BERLIN (Reuters) – German politicians kept up the pressure on Greece over the weekend to implement reforms, with Economy Minister Sigmar Gabriel warning Athens in an interview that a third aid package would not be on the cards unless the Greeks made some changes.

Greece is fast running out of cash and talks with its lenders have been deadlocked over their demands for Greece to implement reforms, including pension cuts and labor market liberalization.

Finance Minister Wolfgang Schaeuble suggested on Monday that Greece might need a referendum to approve painful economic reforms on which its creditors are insisting, and Gabriel said such a vote might speed up decisions.

Athens has said it had no plans for a referendum at the moment.

Gabriel, head of the Social Democrats (SPD), Chancellor Angela Merkel’s junior coalition partner, stressed that the Greek government needed to take action in any case.

“A third aid package for Athens is only possible if the reforms are implemented. We can’t simply send money there,” he told the paper.

German conservative lawmaker Markus Ferber told German news magazine Der Spiegel that there was no majority in Germany for a third aid package for Greece.

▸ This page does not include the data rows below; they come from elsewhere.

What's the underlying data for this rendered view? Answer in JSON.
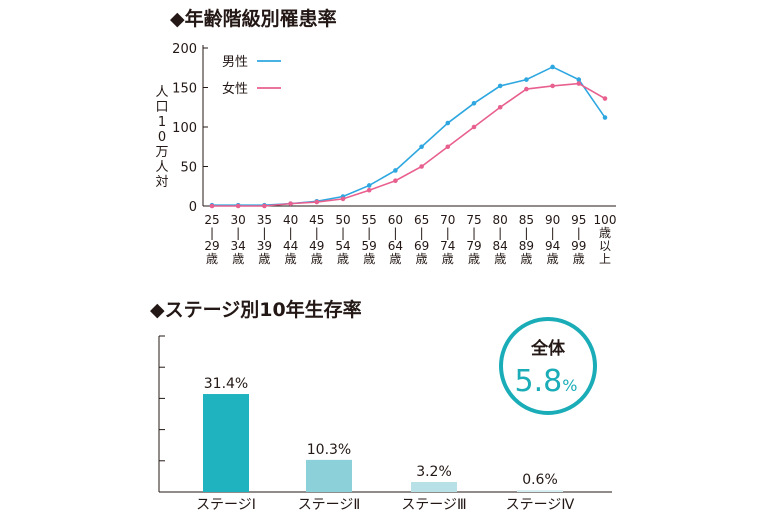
{
  "chart_data": [
    {
      "type": "line",
      "title": "◆年齢階級別罹患率",
      "ylabel": "人口10万人対",
      "ylim": [
        0,
        200
      ],
      "yticks": [
        "0",
        "50",
        "100",
        "150",
        "200"
      ],
      "categories": [
        "25\n|\n29\n歳",
        "30\n|\n34\n歳",
        "35\n|\n39\n歳",
        "40\n|\n44\n歳",
        "45\n|\n49\n歳",
        "50\n|\n54\n歳",
        "55\n|\n59\n歳",
        "60\n|\n64\n歳",
        "65\n|\n69\n歳",
        "70\n|\n74\n歳",
        "75\n|\n79\n歳",
        "80\n|\n84\n歳",
        "85\n|\n89\n歳",
        "90\n|\n94\n歳",
        "95\n|\n99\n歳",
        "100\n歳\n以\n上"
      ],
      "grid": false,
      "legend_position": "top-left",
      "series": [
        {
          "name": "男性",
          "color": "#2ea7e0",
          "values": [
            1,
            1,
            1,
            3,
            6,
            12,
            26,
            45,
            75,
            105,
            130,
            152,
            160,
            176,
            160,
            112
          ]
        },
        {
          "name": "女性",
          "color": "#e8608f",
          "values": [
            0,
            0,
            0,
            3,
            5,
            9,
            20,
            32,
            50,
            75,
            100,
            125,
            148,
            152,
            155,
            136
          ]
        }
      ]
    },
    {
      "type": "bar",
      "title": "◆ステージ別10年生存率",
      "categories": [
        "ステージⅠ",
        "ステージⅡ",
        "ステージⅢ",
        "ステージⅣ"
      ],
      "values": [
        31.4,
        10.3,
        3.2,
        0.6
      ],
      "value_labels": [
        "31.4%",
        "10.3%",
        "3.2%",
        "0.6%"
      ],
      "colors": [
        "#1fb2bf",
        "#8cd0d9",
        "#b7e1e6",
        "#d5eef1"
      ],
      "ylim": [
        0,
        50
      ],
      "grid": false,
      "total": {
        "label": "全体",
        "value": "5.8",
        "unit": "%",
        "color": "#1aadb8"
      }
    }
  ]
}
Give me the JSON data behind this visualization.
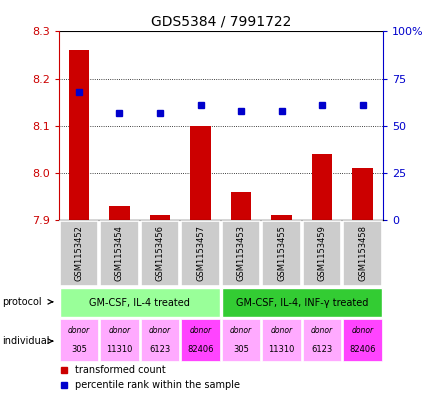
{
  "title": "GDS5384 / 7991722",
  "samples": [
    "GSM1153452",
    "GSM1153454",
    "GSM1153456",
    "GSM1153457",
    "GSM1153453",
    "GSM1153455",
    "GSM1153459",
    "GSM1153458"
  ],
  "transformed_count": [
    8.26,
    7.93,
    7.91,
    8.1,
    7.96,
    7.91,
    8.04,
    8.01
  ],
  "percentile_rank": [
    68,
    57,
    57,
    61,
    58,
    58,
    61,
    61
  ],
  "ylim_left": [
    7.9,
    8.3
  ],
  "ylim_right": [
    0,
    100
  ],
  "yticks_left": [
    7.9,
    8.0,
    8.1,
    8.2,
    8.3
  ],
  "yticks_right": [
    0,
    25,
    50,
    75,
    100
  ],
  "bar_color": "#cc0000",
  "dot_color": "#0000cc",
  "bar_width": 0.5,
  "protocol_labels": [
    "GM-CSF, IL-4 treated",
    "GM-CSF, IL-4, INF-γ treated"
  ],
  "protocol_ranges": [
    [
      0,
      4
    ],
    [
      4,
      8
    ]
  ],
  "protocol_color_light": "#99ff99",
  "protocol_color_dark": "#33cc33",
  "individual_colors": [
    "#ffaaff",
    "#ffaaff",
    "#ffaaff",
    "#ff44ff",
    "#ffaaff",
    "#ffaaff",
    "#ffaaff",
    "#ff44ff"
  ],
  "ind_labels_top": [
    "donor",
    "donor",
    "donor",
    "donor",
    "donor",
    "donor",
    "donor",
    "donor"
  ],
  "ind_labels_bottom": [
    "305",
    "11310",
    "6123",
    "82406",
    "305",
    "11310",
    "6123",
    "82406"
  ],
  "row_label_protocol": "protocol",
  "row_label_individual": "individual",
  "legend_items": [
    "transformed count",
    "percentile rank within the sample"
  ],
  "legend_colors": [
    "#cc0000",
    "#0000cc"
  ],
  "axis_left_color": "#cc0000",
  "axis_right_color": "#0000cc",
  "base_value": 7.9,
  "sample_box_color": "#cccccc",
  "title_fontsize": 10,
  "axis_fontsize": 8,
  "small_fontsize": 6.5
}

Athens has depended on money from its 240 billion euro bailout by the European Union and the International Monetary Fund to pays its bills since 2010. It has not received any loan tranches since last August.

On Friday Greek Prime Minister Alexis Tsipras said Athens had found some common ground with its foreign lenders but the government would not back down from its red lines, such as no cuts to wages and pensions.

Volker Kauder, parliamentary leader of Merkel’s conservatives, told Germany’s Welt am Sonntag newspaper that the situation was “very difficult” and “the Greeks must show that they are continuing down the agreed path”.

He added that people should not be talking about a third aid package for Athens when the final aid tranche from the second bailout had yet to be paid out.

Gabriel warned about the consequences of Greece quitting the single currency bloc, saying: “A Greek exit would not only be highly dangerous economically but also politically.”

“Nobody would have any confidence in Europe anymore if we break up in our first big crisis. We shouldn’t talk ourselves into a Grexit,” he said.

But Hans-Peter Friedrich, deputy head of the conservative parliamentary group, told Der Spiegel: “If we don’t insist on the reform commitments we’ll really damage the currency union and this damage would be bigger than if Greece ultimately left.”